Chagossians lose UK Court challenge
The UK Divisional Court last week found against the Chagossians’ challenge to the UK government’s 2016 decision to refuse to support or permit the resettlement of their Chagos Islands homeland.
The case, brought by Chagos Refugees Group leader Olivier Bancoult and fellow native-born Chagossian Solange Horeau, challenged the legality of the government’s decision on a number of grounds. In particular, the challenge was made to the lawfulness of the failure to permit resettlement, the decision to offer a £40m ‘Support Package’ to the Chagossian community and the “implicit decision” not to remove the ban on Chagossians living in their homeland.

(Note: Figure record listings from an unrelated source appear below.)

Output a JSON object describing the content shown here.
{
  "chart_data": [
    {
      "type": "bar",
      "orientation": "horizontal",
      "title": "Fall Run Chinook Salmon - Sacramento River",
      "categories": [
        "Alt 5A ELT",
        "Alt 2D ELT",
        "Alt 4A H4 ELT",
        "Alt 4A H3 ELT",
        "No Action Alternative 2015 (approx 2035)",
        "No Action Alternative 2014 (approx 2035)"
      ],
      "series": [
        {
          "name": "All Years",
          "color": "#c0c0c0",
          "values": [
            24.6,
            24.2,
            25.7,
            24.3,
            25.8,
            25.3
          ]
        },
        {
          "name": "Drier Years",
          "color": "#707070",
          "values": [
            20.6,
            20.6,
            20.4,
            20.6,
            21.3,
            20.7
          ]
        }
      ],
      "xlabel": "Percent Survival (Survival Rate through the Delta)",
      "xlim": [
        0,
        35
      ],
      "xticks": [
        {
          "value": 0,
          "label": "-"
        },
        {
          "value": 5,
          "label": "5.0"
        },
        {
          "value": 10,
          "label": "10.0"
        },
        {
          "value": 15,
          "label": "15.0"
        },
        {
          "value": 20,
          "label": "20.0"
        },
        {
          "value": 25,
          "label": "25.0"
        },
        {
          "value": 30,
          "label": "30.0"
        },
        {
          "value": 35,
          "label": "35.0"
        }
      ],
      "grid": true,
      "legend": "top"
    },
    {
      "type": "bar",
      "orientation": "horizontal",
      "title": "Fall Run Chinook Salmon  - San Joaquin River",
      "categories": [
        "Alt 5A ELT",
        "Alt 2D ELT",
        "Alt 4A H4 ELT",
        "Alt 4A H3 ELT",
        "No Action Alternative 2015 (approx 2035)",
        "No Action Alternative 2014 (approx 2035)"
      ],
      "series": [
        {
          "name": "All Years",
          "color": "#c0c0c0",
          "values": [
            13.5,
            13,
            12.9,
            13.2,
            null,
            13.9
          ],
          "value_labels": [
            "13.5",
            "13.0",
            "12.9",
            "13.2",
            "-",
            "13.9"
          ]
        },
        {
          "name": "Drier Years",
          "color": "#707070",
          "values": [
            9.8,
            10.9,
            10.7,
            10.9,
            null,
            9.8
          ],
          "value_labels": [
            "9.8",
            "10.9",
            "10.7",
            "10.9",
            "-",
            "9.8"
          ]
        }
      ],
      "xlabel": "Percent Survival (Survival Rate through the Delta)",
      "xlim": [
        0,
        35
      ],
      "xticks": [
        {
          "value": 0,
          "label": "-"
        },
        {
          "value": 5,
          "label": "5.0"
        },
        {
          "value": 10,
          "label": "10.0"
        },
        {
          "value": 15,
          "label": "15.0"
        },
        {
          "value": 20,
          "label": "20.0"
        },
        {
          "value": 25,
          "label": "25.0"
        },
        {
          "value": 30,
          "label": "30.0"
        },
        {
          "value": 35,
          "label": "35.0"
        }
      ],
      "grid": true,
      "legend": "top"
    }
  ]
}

Mr Bancoult has stated it is “distressing” to hear the court’s verdict while “Chagossian human rights are still being violated.” But he added that nonetheless “even Chagossians are more determined to fight for their human rights” and highlighted that “we, the Chagossian community will never give up”.
Ms Horeau also stated that this was a “devastating blow” but said that “we will fight on to try to hold the UK Government to account for their shameful actions.”
In one notable part of the judgement, the Judges state “This is not a case where fundamental rights are affected... This is because this Court has to proceed on the basis that the legal rights which existed previously have been extinguished at least by the 2004 Orders.”
The 2004 Orders-in-Council referred to were a new legal ban on Chagossians living in their homeland, after a successful legal challenge to the original deportation. They were brought in without any Parliamentary vote or scrutiny, and effectively exiled Chagossians for a second time. It’s shameful that these orders can still be thought to “extinguish” Chagossian human rights.
Everyone at UK Chagos Support Association sends our respect, sympathy and admiration to all involved in the long legal struggle for justice. We know the fight does not end here and we must all continue to support the Chagossian people in their efforts to win the simple, fundamental right to live in their homeland.